No But(t)s About It: Dax Shepard’s PSA on PSA Tests

Dax Shepard
Dax Shepard
What would Dax Shepard rather do than complete his PSA test?

 “A lot of men go straight to the fact that there’s a digital rectal exam and then they’re out,” actor and comedian Dax Shepard says.

That’s why the comedian recently made a public service announcement (PSA) for the Prostate Cancer Foundation. Under the premise that men would do anything rather than get screened for prostate cancer, Shepard stars in the 90-second video named, “Dax Shepard Would Rather DO WHAT Than Get a Prostate Exam?”

The actor, who stars on Netflix’s The Ranch, played 11 parts in the PSA. In it, he tells his doctor a bunch of things he’d rather do than get checked, including sitting in the middle seat on a long flight, sorting LEGO pieces by colour, doing hot yoga next to a sanitation worker, and folding a fitted sheet.

The video ends with a big reveal: the screening is just a blood test.
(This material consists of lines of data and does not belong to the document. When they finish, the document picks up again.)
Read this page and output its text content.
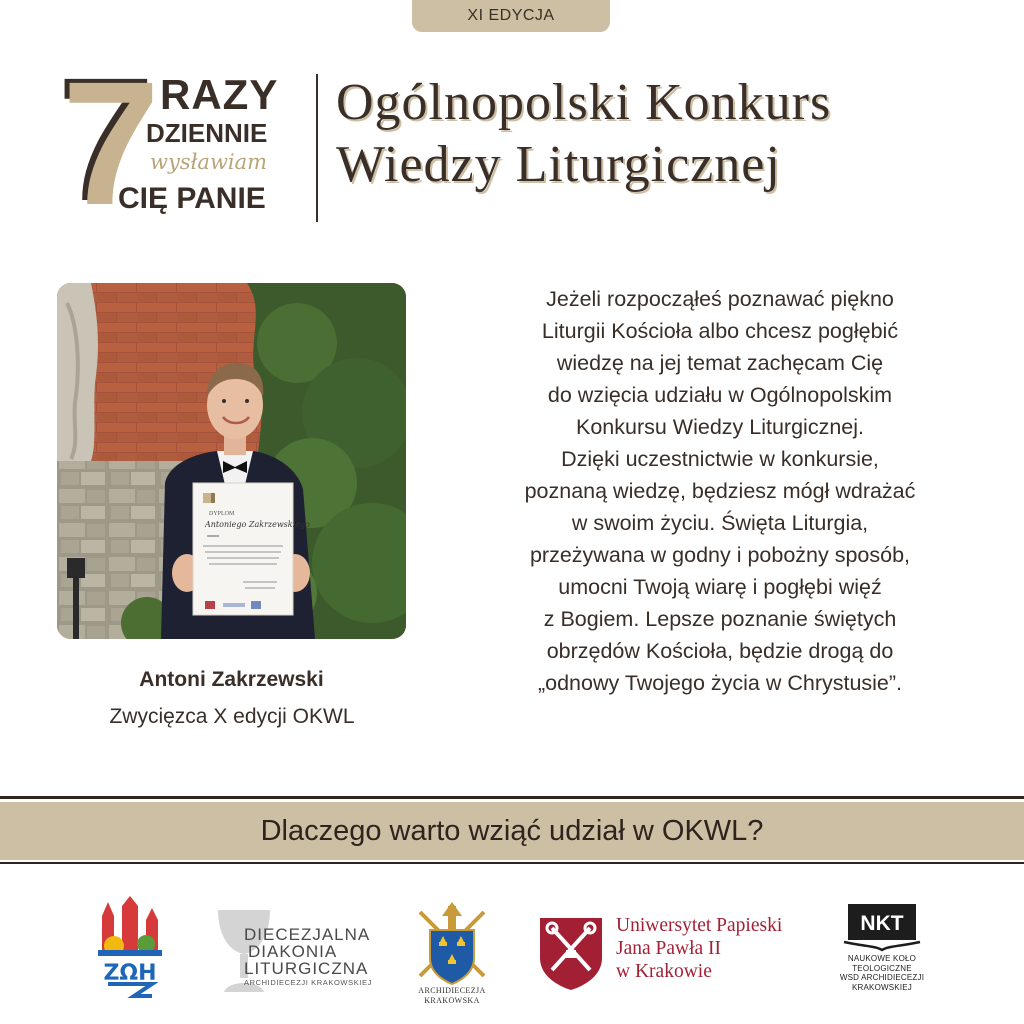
XI EDYCJA
7 RAZY
DZIENNIE
wysławiam
CIĘ PANIE
Ogólnopolski Konkurs
Wiedzy Liturgicznej
DYPLOM
Antoniego Zakrzewskiego
Antoni Zakrzewski
Zwycięzca X edycji OKWL
Jeżeli rozpocząłeś poznawać piękno
Liturgii Kościoła albo chcesz pogłębić
wiedzę na jej temat zachęcam Cię
do wzięcia udziału w Ogólnopolskim
Konkursu Wiedzy Liturgicznej.
Dzięki uczestnictwie w konkursie,
poznaną wiedzę, będziesz mógł wdrażać
w swoim życiu. Święta Liturgia,
przeżywana w godny i pobożny sposób,
umocni Twoją wiarę i pogłębi więź
z Bogiem. Lepsze poznanie świętych
obrzędów Kościoła, będzie drogą do
„odnowy Twojego życia w Chrystusie”.
Dlaczego warto wziąć udział w OKWL?
ΖΩΗ
DIECEZJALNA
DIAKONIA
LITURGICZNA
ARCHIDIECEZJI KRAKOWSKIEJ
ARCHIDIECEZJA
KRAKOWSKA
Uniwersytet Papieski
Jana Pawła II
w Krakowie
NKT
NAUKOWE KOŁO
TEOLOGICZNE
WSD ARCHIDIECEZJI
KRAKOWSKIEJ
If the results show high levels of prostate-specific antigen (PSA), a rectal exam may be needed.

Dax Shepard and his urologist.

Inspiring health

Shepard’s stepfather passed from prostate cancer and his loss is the motivation behind the video’s creation. “From diagnosis to death was about three years,” says Shepard. He recalls his stepfather being told to get a biopsy 10 years prior and not doing it.

“Obviously, if you have an elevated PSA, then that’s a big red flag for further investigation,” says Shepard. “In general, men older than 50 should be getting a digital rectal exam. It’s not that big of a deal. I’ve had one.”

Making an impact

Shepard’s advocacy is having an impact. “I hear from tons of young guys diagnosed with prostate cancer,” he says, explaining that he regularly gets messages from fans saying they got screened or encouraged a loved one to get screened.

Shepard will be hosting Spin the Wheel, a new game show on Fox, in June while continuing his work for prostate cancer screening awareness.

“This is by no means a death sentence,” he says. “It can be treated with great success if you get it diagnosed early. The only thing that’s standing in the way of you having this and dying from it or not, is getting that blood test.”